Le manque de matériel roulant

La pénurie de locomotives et de rames est un mal chronique car, pendant des années, la SNCF a très peu renouvelé son parc. La hausse du trafic n'a fait qu'amplifier le désastre. Bon nombre de trains restent à quai faute de machine disponible. Bien souvent des trains partent en retard car on finit de réparer la locomotive à l'atelier de la Chapelle et qu'il n'y a pas de remplaçante. Ou bien les voyageurs peuvent être témoins d'étranges manoeuvres : il faut ressortir tout un train de la gare pour récupérer sa locomotive coincée contre le butoir et qui doit servir à un autre train. Par exemple, le 14 janvier, il a fallu attendre le départ du train de 16 h 52 pour récupérer une locomotive et assurer le train qui était prévu à 16 h 37, un quart d'heure plus tôt! Trente-quatre minutes de retard faute de locomotive! On peut imaginer la tâche des agents d'accueil chargés d'expliquer cet "incident d'exploitation"!

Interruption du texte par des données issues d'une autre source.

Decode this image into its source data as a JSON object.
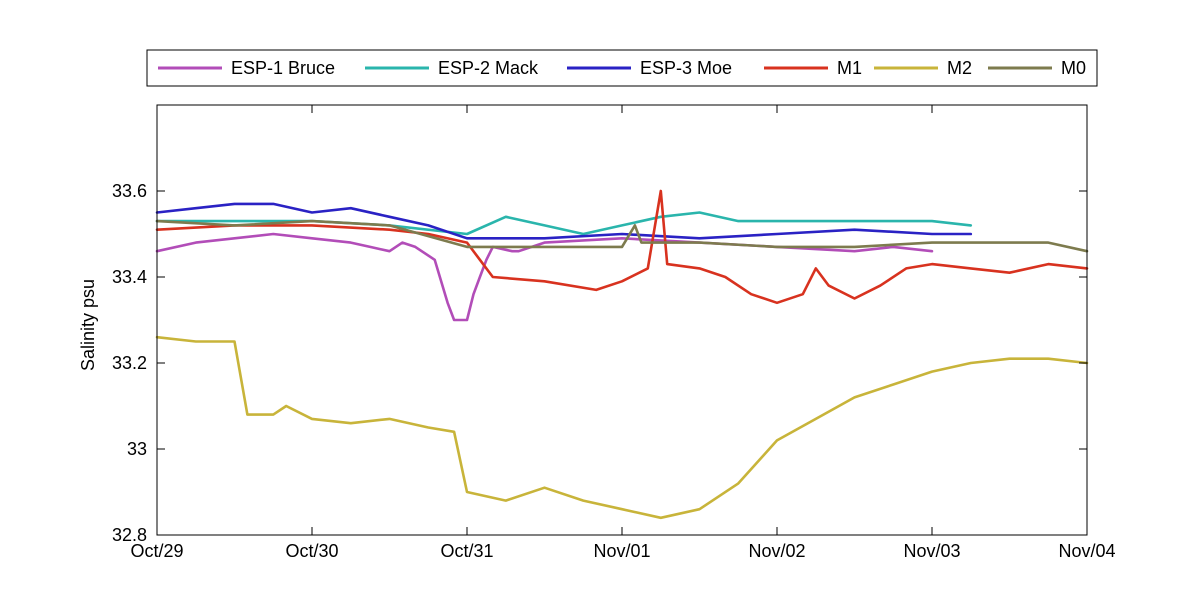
{
  "chart_data": {
    "type": "line",
    "title": "",
    "xlabel": "",
    "ylabel": "Salinity psu",
    "x_axis_type": "date",
    "xlim": [
      "Oct/29",
      "Nov/04"
    ],
    "ylim": [
      32.8,
      33.8
    ],
    "x_ticks": [
      "Oct/29",
      "Oct/30",
      "Oct/31",
      "Nov/01",
      "Nov/02",
      "Nov/03",
      "Nov/04"
    ],
    "y_ticks": [
      32.8,
      33,
      33.2,
      33.4,
      33.6
    ],
    "y_tick_labels": [
      "32.8",
      "33",
      "33.2",
      "33.4",
      "33.6"
    ],
    "grid": false,
    "legend_position": "top-outside",
    "series": [
      {
        "name": "ESP-1 Bruce",
        "color": "#B24DB8",
        "points": [
          [
            "Oct/29 00:00",
            33.46
          ],
          [
            "Oct/29 06:00",
            33.48
          ],
          [
            "Oct/29 12:00",
            33.49
          ],
          [
            "Oct/29 18:00",
            33.5
          ],
          [
            "Oct/30 00:00",
            33.49
          ],
          [
            "Oct/30 06:00",
            33.48
          ],
          [
            "Oct/30 09:00",
            33.47
          ],
          [
            "Oct/30 12:00",
            33.46
          ],
          [
            "Oct/30 14:00",
            33.48
          ],
          [
            "Oct/30 16:00",
            33.47
          ],
          [
            "Oct/30 19:00",
            33.44
          ],
          [
            "Oct/30 21:00",
            33.34
          ],
          [
            "Oct/30 22:00",
            33.3
          ],
          [
            "Oct/31 00:00",
            33.3
          ],
          [
            "Oct/31 01:00",
            33.36
          ],
          [
            "Oct/31 02:00",
            33.4
          ],
          [
            "Oct/31 03:00",
            33.44
          ],
          [
            "Oct/31 04:00",
            33.47
          ],
          [
            "Oct/31 07:00",
            33.46
          ],
          [
            "Oct/31 08:00",
            33.46
          ],
          [
            "Oct/31 12:00",
            33.48
          ],
          [
            "Nov/01 00:00",
            33.49
          ],
          [
            "Nov/01 12:00",
            33.48
          ],
          [
            "Nov/02 00:00",
            33.47
          ],
          [
            "Nov/02 12:00",
            33.46
          ],
          [
            "Nov/02 18:00",
            33.47
          ],
          [
            "Nov/03 00:00",
            33.46
          ]
        ]
      },
      {
        "name": "ESP-2 Mack",
        "color": "#2AB5AC",
        "points": [
          [
            "Oct/29 00:00",
            33.53
          ],
          [
            "Oct/29 12:00",
            33.53
          ],
          [
            "Oct/30 00:00",
            33.53
          ],
          [
            "Oct/30 12:00",
            33.52
          ],
          [
            "Oct/31 00:00",
            33.5
          ],
          [
            "Oct/31 06:00",
            33.54
          ],
          [
            "Oct/31 12:00",
            33.52
          ],
          [
            "Oct/31 18:00",
            33.5
          ],
          [
            "Nov/01 00:00",
            33.52
          ],
          [
            "Nov/01 06:00",
            33.54
          ],
          [
            "Nov/01 12:00",
            33.55
          ],
          [
            "Nov/01 18:00",
            33.53
          ],
          [
            "Nov/02 00:00",
            33.53
          ],
          [
            "Nov/02 06:00",
            33.53
          ],
          [
            "Nov/02 12:00",
            33.53
          ],
          [
            "Nov/02 18:00",
            33.53
          ],
          [
            "Nov/03 00:00",
            33.53
          ],
          [
            "Nov/03 06:00",
            33.52
          ]
        ]
      },
      {
        "name": "ESP-3 Moe",
        "color": "#2A22C4",
        "points": [
          [
            "Oct/29 00:00",
            33.55
          ],
          [
            "Oct/29 06:00",
            33.56
          ],
          [
            "Oct/29 12:00",
            33.57
          ],
          [
            "Oct/29 18:00",
            33.57
          ],
          [
            "Oct/30 00:00",
            33.55
          ],
          [
            "Oct/30 06:00",
            33.56
          ],
          [
            "Oct/30 12:00",
            33.54
          ],
          [
            "Oct/30 18:00",
            33.52
          ],
          [
            "Oct/31 00:00",
            33.49
          ],
          [
            "Oct/31 12:00",
            33.49
          ],
          [
            "Nov/01 00:00",
            33.5
          ],
          [
            "Nov/01 12:00",
            33.49
          ],
          [
            "Nov/02 00:00",
            33.5
          ],
          [
            "Nov/02 12:00",
            33.51
          ],
          [
            "Nov/03 00:00",
            33.5
          ],
          [
            "Nov/03 06:00",
            33.5
          ]
        ]
      },
      {
        "name": "M1",
        "color": "#D8321F",
        "points": [
          [
            "Oct/29 00:00",
            33.51
          ],
          [
            "Oct/29 12:00",
            33.52
          ],
          [
            "Oct/30 00:00",
            33.52
          ],
          [
            "Oct/30 12:00",
            33.51
          ],
          [
            "Oct/30 18:00",
            33.5
          ],
          [
            "Oct/31 00:00",
            33.48
          ],
          [
            "Oct/31 02:00",
            33.44
          ],
          [
            "Oct/31 04:00",
            33.4
          ],
          [
            "Oct/31 12:00",
            33.39
          ],
          [
            "Oct/31 20:00",
            33.37
          ],
          [
            "Nov/01 00:00",
            33.39
          ],
          [
            "Nov/01 04:00",
            33.42
          ],
          [
            "Nov/01 06:00",
            33.6
          ],
          [
            "Nov/01 07:00",
            33.43
          ],
          [
            "Nov/01 12:00",
            33.42
          ],
          [
            "Nov/01 16:00",
            33.4
          ],
          [
            "Nov/01 20:00",
            33.36
          ],
          [
            "Nov/02 00:00",
            33.34
          ],
          [
            "Nov/02 04:00",
            33.36
          ],
          [
            "Nov/02 06:00",
            33.42
          ],
          [
            "Nov/02 08:00",
            33.38
          ],
          [
            "Nov/02 12:00",
            33.35
          ],
          [
            "Nov/02 16:00",
            33.38
          ],
          [
            "Nov/02 20:00",
            33.42
          ],
          [
            "Nov/03 00:00",
            33.43
          ],
          [
            "Nov/03 06:00",
            33.42
          ],
          [
            "Nov/03 12:00",
            33.41
          ],
          [
            "Nov/03 18:00",
            33.43
          ],
          [
            "Nov/04 00:00",
            33.42
          ]
        ]
      },
      {
        "name": "M2",
        "color": "#C8B43A",
        "points": [
          [
            "Oct/29 00:00",
            33.26
          ],
          [
            "Oct/29 06:00",
            33.25
          ],
          [
            "Oct/29 12:00",
            33.25
          ],
          [
            "Oct/29 14:00",
            33.08
          ],
          [
            "Oct/29 18:00",
            33.08
          ],
          [
            "Oct/29 20:00",
            33.1
          ],
          [
            "Oct/30 00:00",
            33.07
          ],
          [
            "Oct/30 06:00",
            33.06
          ],
          [
            "Oct/30 12:00",
            33.07
          ],
          [
            "Oct/30 18:00",
            33.05
          ],
          [
            "Oct/30 22:00",
            33.04
          ],
          [
            "Oct/31 00:00",
            32.9
          ],
          [
            "Oct/31 06:00",
            32.88
          ],
          [
            "Oct/31 12:00",
            32.91
          ],
          [
            "Oct/31 18:00",
            32.88
          ],
          [
            "Nov/01 00:00",
            32.86
          ],
          [
            "Nov/01 06:00",
            32.84
          ],
          [
            "Nov/01 12:00",
            32.86
          ],
          [
            "Nov/01 18:00",
            32.92
          ],
          [
            "Nov/02 00:00",
            33.02
          ],
          [
            "Nov/02 06:00",
            33.07
          ],
          [
            "Nov/02 12:00",
            33.12
          ],
          [
            "Nov/02 18:00",
            33.15
          ],
          [
            "Nov/03 00:00",
            33.18
          ],
          [
            "Nov/03 06:00",
            33.2
          ],
          [
            "Nov/03 12:00",
            33.21
          ],
          [
            "Nov/03 18:00",
            33.21
          ],
          [
            "Nov/04 00:00",
            33.2
          ]
        ]
      },
      {
        "name": "M0",
        "color": "#7D7B4E",
        "points": [
          [
            "Oct/29 00:00",
            33.53
          ],
          [
            "Oct/29 12:00",
            33.52
          ],
          [
            "Oct/30 00:00",
            33.53
          ],
          [
            "Oct/30 12:00",
            33.52
          ],
          [
            "Oct/31 00:00",
            33.47
          ],
          [
            "Oct/31 12:00",
            33.47
          ],
          [
            "Nov/01 00:00",
            33.47
          ],
          [
            "Nov/01 02:00",
            33.52
          ],
          [
            "Nov/01 03:00",
            33.48
          ],
          [
            "Nov/01 12:00",
            33.48
          ],
          [
            "Nov/02 00:00",
            33.47
          ],
          [
            "Nov/02 12:00",
            33.47
          ],
          [
            "Nov/03 00:00",
            33.48
          ],
          [
            "Nov/03 12:00",
            33.48
          ],
          [
            "Nov/03 18:00",
            33.48
          ],
          [
            "Nov/04 00:00",
            33.46
          ]
        ]
      }
    ]
  }
}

Sur la ligne Paris-Creil, les rames deux étages plutôt récentes ont été dotées de locomotives vétustes et qui n'étaient pas destinées à la banlieue, où les arrêts sont fréquents, mais aux grandes lignes, cela influe sur leur comportement. De plus, ces rames sont dites "rames-bloc", ce qui signifie qu'en cas de défaillance d'une voiture, on ne change pas cette voiture mais on réforme toute la rame comme pour les TGV. Parfait, mais comme il n'y a pas de rames de réserve, une voiture abîmée, c'est un train de supprimé!

Les retards et suppressions de trains sont si fréquents sur cette ligne Paris-Creil, que les usagers, pour revenir le soir, ont pris l'habitude de monter dans un direct et se regroupent autour du contrôleur pour qu'il exige du Poste de commandement un arrêt forcé à Creil.

Le manque d'effectifs

Outre les problèmes de matériel, les suppressions d'effectifs font aussi des ravages sur la régularité. Par exemple, il y a de moins en moins de personnel pour graisser les aiguilles. Les "parcours", c'est-à-dire les zones d'action que doivent couvrir les agents chargés de leur entretien, n'ont cessé d'augmenter. Résultat, bien souvent, au lieu d'être graissées chaque semaine, certaines aiguilles peuvent attendre un mois. Quand l'une d'entre elles refuse de tourner, c'est alors un signal qui reste au rouge et la circulation qui est arrêtée. Il faut alors dépêcher un agent sur place (s'il y en a de disponible) : au minimum, c'est 20 à 40 minutes de retard garanti.

Il en est de même pour les équipes chargées des caténaires, des signaux, armoires électriques, etc. : partout les "zones d'actions", les "parcours" ont été agrandis au fur et à mesure des suppressions de postes. Bien souvent, des installations ne sont visitées que lorsqu'elles tombent en panne.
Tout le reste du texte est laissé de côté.